According to him, “their children will either need to stay in the United States without their parents or be forced to move to another country” if they are ultimately deported.

After a devastating earthquake, Liz, a native of El Salvador and now in her 50s, arrived in the US in 2001.

Liz, who chose to use her first name out of fear of reprisals, claimed she has since reapplied for TPS roughly a dozen times and that the program has allowed her to start a family and live in a neighborhood she now considers her home.

Although some costs have increased and some documents have become more complicated, the process has been trustworthy: you submit the necessary paperwork and, as long as your country is listed, you receive the status.

Liz said, “TPS is at least one of the many things we need to exercise our rights.”

According to Liz about TPS, “Even if it’s temporary, it’s created a lot of good for the American public.” “We have TPS holders who are leaders in their faith. We have TPS holders who work for US citizens as business owners.

Carmen, a Venezuelan woman who lives in Fort Worth, Texas, echoed Liz’s comments, calling TPS “a godsend” that helped her “start a life I didn’t know I would have.”

“It’s time for you to leave,”

Fort Worth-based Sindy Mata, a 30-year-old community organizer, has also given immigration and humanitarian parole, which is a temporary stay in the United States for urgent reasons.

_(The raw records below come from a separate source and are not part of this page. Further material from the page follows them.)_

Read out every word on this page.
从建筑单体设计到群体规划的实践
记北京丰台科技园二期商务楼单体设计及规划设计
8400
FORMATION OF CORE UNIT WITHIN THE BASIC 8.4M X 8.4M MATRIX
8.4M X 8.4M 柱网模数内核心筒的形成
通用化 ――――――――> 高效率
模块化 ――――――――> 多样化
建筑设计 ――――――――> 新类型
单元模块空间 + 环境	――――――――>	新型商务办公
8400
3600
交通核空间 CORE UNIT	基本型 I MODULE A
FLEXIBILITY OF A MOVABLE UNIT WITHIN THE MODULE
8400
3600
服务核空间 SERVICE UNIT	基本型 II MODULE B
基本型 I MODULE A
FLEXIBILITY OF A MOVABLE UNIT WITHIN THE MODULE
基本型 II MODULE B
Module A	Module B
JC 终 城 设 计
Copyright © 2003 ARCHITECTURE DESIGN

She claimed that many people in temporary status have been receiving emails from the Department of Homeland Security that read, “It is time for you to leave the United States.”

The administration’s plan to encourage immigrants to begin “self-deporting” is a part of its strategy.

Mata claimed that the emails from the Homeland Security Department were not always the intended result.

“I know a person who said, “Who else got this? ” when they received the email? Who else in the community needs assistance or advice?

When she began establishing connections between people who wanted to keep TPS alive, such as Palma’s, and legal counsel.